»ART. 2. Tous les israélites de Rome et des États pontificaux devront vendre, dans le délai de trois mois, leurs biens meubles et immeubles; autrement, il seront vendus à l'encan.
»ART. 3. Aucun israélite ne pourra demeurer à Rome, ni dans quelque ville que ce soit des États pontificaux, sans l'autorisation du gouvernement; en cas de contravention, les coupables seront ramenés dans leurs ghetti respectifs.
»ART. 4. Aucun israélite ne pourra passer la nuit loin de son ghetto.
»ART. 5. Aucun israélite ne pourra entretenir de relations d'amitié avec un chrétien.
»ART. 6. Les israélites ne pourront faire le commerce des ornements sacrés, ni de quelque livre que ce soit, sous peine de cent écus d'amende et de sept ans de prison.

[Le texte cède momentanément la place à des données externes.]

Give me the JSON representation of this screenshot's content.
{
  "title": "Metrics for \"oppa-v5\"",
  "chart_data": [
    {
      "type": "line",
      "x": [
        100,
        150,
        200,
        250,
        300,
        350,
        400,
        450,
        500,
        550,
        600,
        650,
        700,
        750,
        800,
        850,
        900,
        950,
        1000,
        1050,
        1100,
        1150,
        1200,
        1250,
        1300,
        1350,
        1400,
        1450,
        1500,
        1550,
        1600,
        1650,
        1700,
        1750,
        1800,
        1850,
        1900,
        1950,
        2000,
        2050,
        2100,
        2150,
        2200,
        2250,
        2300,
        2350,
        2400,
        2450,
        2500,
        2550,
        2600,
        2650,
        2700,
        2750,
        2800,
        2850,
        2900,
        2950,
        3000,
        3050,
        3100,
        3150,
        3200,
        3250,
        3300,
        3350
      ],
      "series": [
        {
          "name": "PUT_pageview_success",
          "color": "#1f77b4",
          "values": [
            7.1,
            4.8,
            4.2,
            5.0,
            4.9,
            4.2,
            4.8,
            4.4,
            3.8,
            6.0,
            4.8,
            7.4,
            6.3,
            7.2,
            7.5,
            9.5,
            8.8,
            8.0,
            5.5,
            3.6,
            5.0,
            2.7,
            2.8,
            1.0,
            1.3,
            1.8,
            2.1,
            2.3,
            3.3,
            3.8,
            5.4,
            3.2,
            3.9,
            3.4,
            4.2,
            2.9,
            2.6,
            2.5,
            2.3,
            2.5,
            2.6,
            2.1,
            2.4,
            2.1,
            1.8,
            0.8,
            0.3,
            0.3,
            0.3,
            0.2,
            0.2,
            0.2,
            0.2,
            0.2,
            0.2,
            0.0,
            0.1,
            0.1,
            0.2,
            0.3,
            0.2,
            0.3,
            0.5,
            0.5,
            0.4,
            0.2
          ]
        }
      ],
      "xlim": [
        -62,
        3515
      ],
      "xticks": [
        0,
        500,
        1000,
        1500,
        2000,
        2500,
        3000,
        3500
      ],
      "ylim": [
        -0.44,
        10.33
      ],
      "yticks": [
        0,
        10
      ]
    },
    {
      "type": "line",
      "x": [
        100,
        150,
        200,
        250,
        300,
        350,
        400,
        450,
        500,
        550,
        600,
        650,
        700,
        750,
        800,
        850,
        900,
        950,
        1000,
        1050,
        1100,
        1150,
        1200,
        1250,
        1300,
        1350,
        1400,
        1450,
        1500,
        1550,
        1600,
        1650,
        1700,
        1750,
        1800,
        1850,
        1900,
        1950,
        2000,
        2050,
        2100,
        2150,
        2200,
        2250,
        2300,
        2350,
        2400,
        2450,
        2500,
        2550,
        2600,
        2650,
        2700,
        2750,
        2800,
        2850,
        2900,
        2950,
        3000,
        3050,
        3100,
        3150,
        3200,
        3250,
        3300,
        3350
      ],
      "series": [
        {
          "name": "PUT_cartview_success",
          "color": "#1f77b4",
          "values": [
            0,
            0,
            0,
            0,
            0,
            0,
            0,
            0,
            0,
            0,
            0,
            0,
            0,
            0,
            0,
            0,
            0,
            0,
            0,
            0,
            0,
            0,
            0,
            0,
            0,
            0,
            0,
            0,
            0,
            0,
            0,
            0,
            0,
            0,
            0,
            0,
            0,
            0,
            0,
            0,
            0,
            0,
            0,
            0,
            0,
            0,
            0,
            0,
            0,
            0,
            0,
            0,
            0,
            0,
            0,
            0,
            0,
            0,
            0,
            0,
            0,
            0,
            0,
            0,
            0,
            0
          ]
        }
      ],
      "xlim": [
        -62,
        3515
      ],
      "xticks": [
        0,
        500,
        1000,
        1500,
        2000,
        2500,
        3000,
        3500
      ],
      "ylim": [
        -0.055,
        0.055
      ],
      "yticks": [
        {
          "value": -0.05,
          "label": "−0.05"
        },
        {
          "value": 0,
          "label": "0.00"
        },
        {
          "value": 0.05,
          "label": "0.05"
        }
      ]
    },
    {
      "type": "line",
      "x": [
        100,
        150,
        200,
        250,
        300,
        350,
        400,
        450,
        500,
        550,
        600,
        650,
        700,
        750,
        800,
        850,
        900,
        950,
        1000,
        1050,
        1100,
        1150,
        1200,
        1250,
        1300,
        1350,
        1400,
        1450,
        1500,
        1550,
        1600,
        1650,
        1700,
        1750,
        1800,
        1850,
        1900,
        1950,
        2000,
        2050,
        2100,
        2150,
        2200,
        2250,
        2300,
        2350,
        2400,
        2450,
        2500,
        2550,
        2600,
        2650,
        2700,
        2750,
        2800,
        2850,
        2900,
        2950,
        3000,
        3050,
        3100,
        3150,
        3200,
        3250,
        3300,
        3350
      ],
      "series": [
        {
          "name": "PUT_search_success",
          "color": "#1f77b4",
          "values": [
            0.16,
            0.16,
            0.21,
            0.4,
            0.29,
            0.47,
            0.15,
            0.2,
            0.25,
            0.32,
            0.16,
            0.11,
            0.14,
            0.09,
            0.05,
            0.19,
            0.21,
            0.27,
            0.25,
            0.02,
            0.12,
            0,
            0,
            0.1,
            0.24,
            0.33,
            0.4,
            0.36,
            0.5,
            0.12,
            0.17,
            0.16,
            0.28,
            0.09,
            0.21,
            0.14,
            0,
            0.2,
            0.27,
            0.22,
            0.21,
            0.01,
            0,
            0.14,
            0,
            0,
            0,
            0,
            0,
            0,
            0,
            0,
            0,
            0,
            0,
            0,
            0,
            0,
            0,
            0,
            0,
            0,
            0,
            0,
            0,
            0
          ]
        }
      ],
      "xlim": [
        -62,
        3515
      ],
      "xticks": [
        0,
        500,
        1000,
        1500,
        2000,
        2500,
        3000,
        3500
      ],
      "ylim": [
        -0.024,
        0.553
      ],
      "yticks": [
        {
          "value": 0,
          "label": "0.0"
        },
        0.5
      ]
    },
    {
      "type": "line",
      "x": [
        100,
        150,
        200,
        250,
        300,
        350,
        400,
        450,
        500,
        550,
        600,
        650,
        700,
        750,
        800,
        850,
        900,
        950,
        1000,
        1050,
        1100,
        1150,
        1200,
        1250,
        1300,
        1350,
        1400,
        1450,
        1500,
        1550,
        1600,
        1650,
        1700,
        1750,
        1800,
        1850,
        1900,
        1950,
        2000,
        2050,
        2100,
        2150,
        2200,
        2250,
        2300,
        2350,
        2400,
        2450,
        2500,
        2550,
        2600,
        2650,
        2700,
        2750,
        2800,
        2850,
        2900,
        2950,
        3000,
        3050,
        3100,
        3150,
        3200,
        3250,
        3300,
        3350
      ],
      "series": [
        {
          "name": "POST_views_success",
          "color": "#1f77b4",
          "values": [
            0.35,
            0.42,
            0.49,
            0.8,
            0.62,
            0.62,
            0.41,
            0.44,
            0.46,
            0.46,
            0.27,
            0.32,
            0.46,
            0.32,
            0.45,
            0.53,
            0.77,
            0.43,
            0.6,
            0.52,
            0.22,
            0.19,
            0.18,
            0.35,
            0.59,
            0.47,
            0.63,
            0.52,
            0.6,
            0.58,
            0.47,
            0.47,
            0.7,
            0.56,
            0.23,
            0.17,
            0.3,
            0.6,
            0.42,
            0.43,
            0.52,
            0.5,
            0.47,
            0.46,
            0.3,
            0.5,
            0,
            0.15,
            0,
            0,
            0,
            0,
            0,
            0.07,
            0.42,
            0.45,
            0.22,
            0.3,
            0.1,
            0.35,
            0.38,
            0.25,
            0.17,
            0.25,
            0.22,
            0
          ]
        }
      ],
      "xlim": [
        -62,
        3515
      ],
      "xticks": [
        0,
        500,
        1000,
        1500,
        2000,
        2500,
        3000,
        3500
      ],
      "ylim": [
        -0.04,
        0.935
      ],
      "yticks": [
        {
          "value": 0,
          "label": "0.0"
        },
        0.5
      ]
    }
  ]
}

»ART. 7. Tout médecin catholique, appelé par un juif, devra d'abord le convertir; si le malade s'y refuse, il l'abandonnera sans secours; en agissant contre cet arrêt, le médecin s'exposera à toute la rigueur du saint-office.
»ART. 8 et dernier. Les israélites, en donnant la sépulture à leurs morts, ne pourront faire aucune cérémonie et ne pourront se servir de flambeaux, sous peine de confiscation.
»La présente mesure sera communiquée aux ghetti et publiée dans les synagogues.»
Le lendemain du jour où ce décret fut rendu et affiché, le général Mack prit congé du roi, laissant cinq mille hommes à la garde de Rome, et sortit par la porte du Peuple, dans le but, comme l'avait écrit Ferdinand à son auguste épouse, de poursuivre Championnet et de le combattre partout où il le rencontrerait.
Au moment même où son arrière-garde se mettait en marche, un cortége, qui ne manquait pas de caractère, entrait à Rome par l'extrémité opposée, c'est-à-dire par la porte San-Giovanni.